With that question answered (though perhaps not finally settled), he moves on to another one: Do stories make us more moral? He claims that “The only way to find out is to do the science,” and concludes, predictably, that the science confirms his hypothesis (although he does acknowledge, perhaps unwittingly, that maybe, just maybe, there's more to it than that: This book, he writes, is "about the deep mysteriousness of story. Why are humans addicted to Neverland?")
But the New Yorker's Adam Gopnik is not convinced. Gopnik picks apart Gottschall's argument:
Do entertaining stories make us more ethical? “The only way to find out is to do the science,” Gottschall says, reasonably enough, and then announces that “the constant firing of our neurons in response to fictional stimuli strengthens and refines the neural pathways that lead to skillful navigation of life’s problems” and that the studies show that therefore people who read a lot of novels have better social and empathetic abilities, are more skillful navigators, than those who don’t. He insists that storytelling is adaptive, on strictly Darwinian terms, but surely this would only have meaning if he could show that there were human-like groups who failed to compete because they didn’t trade tales—or even that tribes who told lots of stories did better than tribes that didn’t. Are societies, like that of Europe now, which has mostly rejected religious storytellers, less prosperous and peaceful than ones, like Europe back when, that didn’t? Would a human-like society that had lots of food and sex but no stories die out? When has this happened? (It’s true that there are those who think that the “symbolic” revolution among our sort of people doomed the Neanderthals, but this is, to put it mildly, a very speculative story, more “Star Trek” than “Mr. Wizard.”)
And if these claims seem almost too large to argue, the more central claim—that stories increase our empathy, and “make societies work better by encouraging us to behave ethically”—seems too absurd even to argue with. Surely if there were any truth in the notion that reading fiction greatly increased our capacity for empathy then college English departments, which have by far the densest concentration of fiction readers in human history, would be legendary for their absence of back-stabbing, competitive ill-will, factional rage, and egocentric self-promoters; they’d be the one place where disputes are most often quickly and amiably resolved by mutual empathetic engagement. It is rare to see a thesis actually falsified as it is being articulated.
I think Gopnik is missing the point. First of all, college English departments hardly read stories anymore. They read literary theory. To the extent that they do read stories--like, say, Hamlet--it's through the dark veil of theory (i.e. was Hamlet gay?). Second, stories, by definition, make us more empathetic.

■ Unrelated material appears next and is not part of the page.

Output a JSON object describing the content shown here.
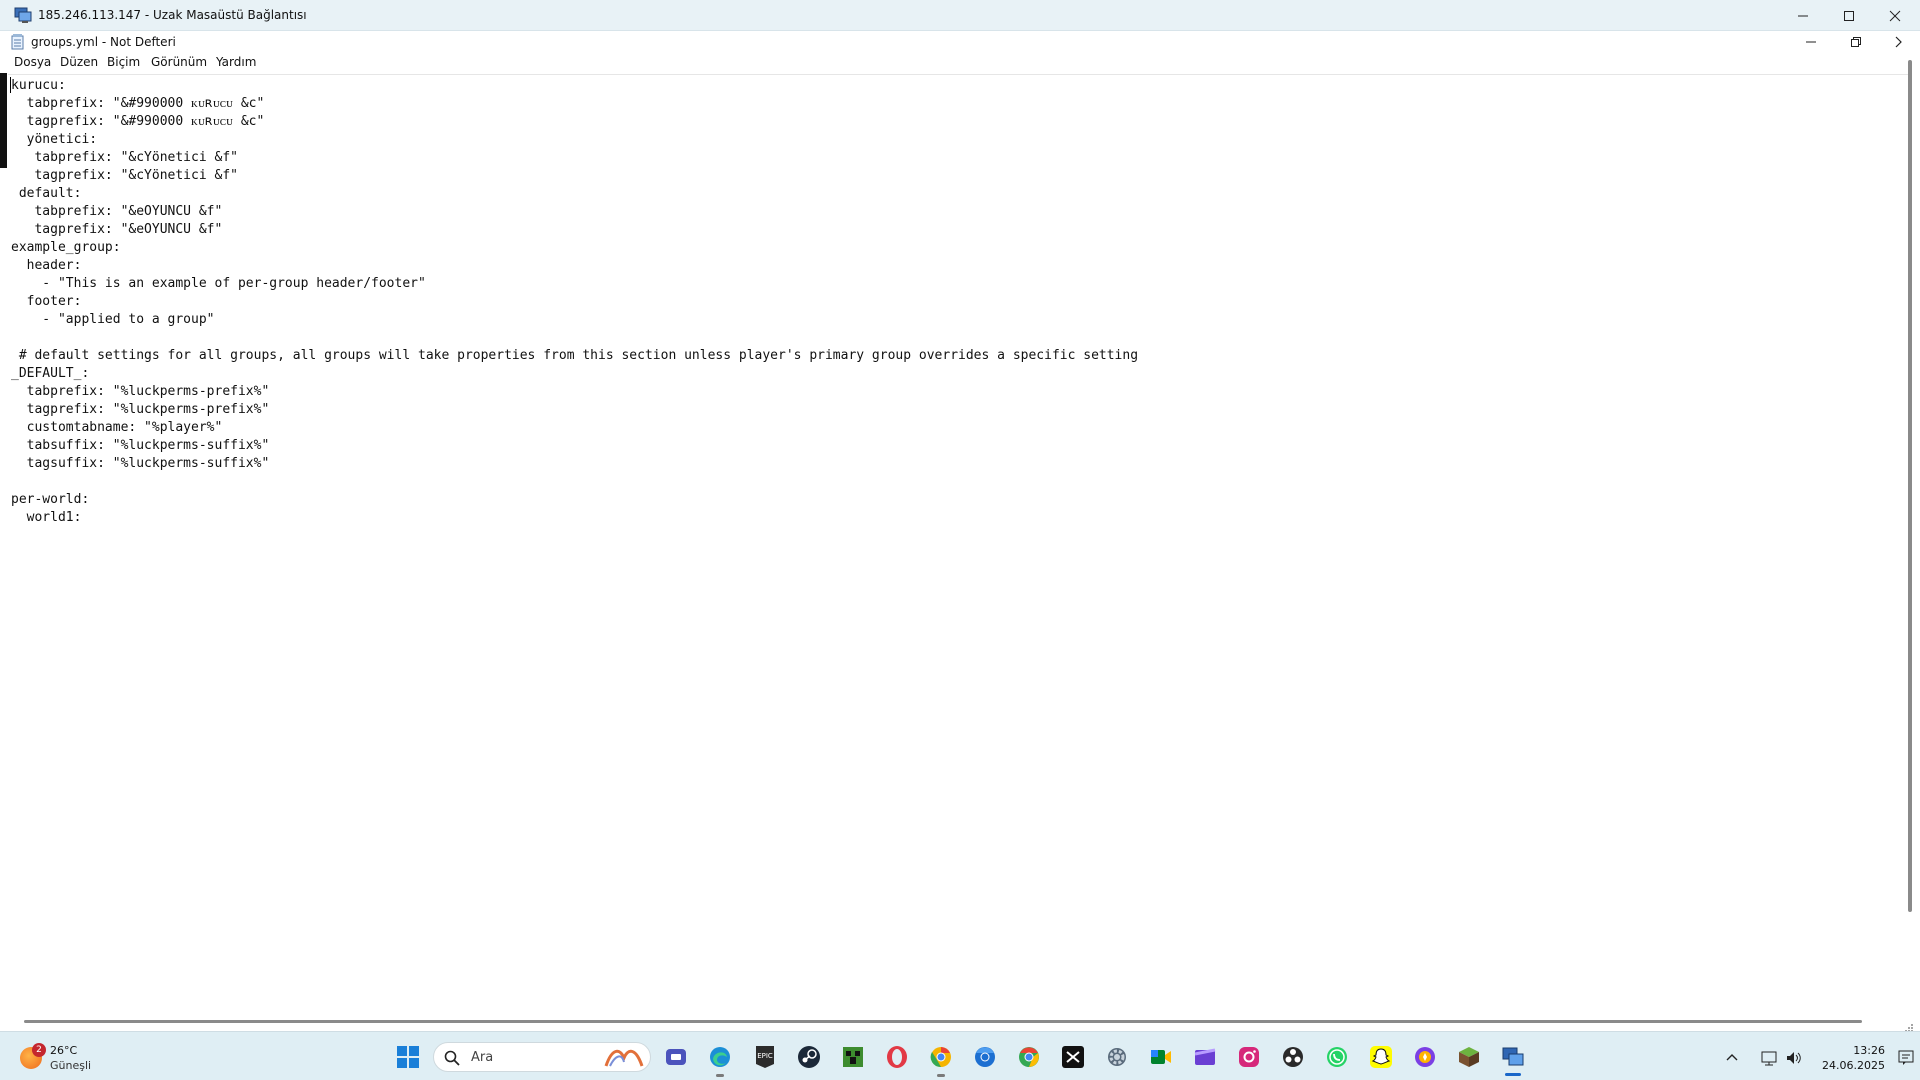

They have to. The dictionary defines empathy as "the intellectual identification with or vicarious experiencing of the feelings, thoughts, or attitudes of another." This is exactly what a story does: It takes us inside another person's world and help us understand how that person is feeling and why they react to certain dramatic events in the way that they do or why the take action to achieve a certain goal.
Empathy makes us more moral, then, by helping us identify and consider another person. As Gottschall writes, "Contrary to the claims of moralist and literary critics, most successful fiction—from folk tales to novels to TV dramas—is conventionally ethical. Far from degrading a culture’s moral fabric, fiction pulls us together around common values."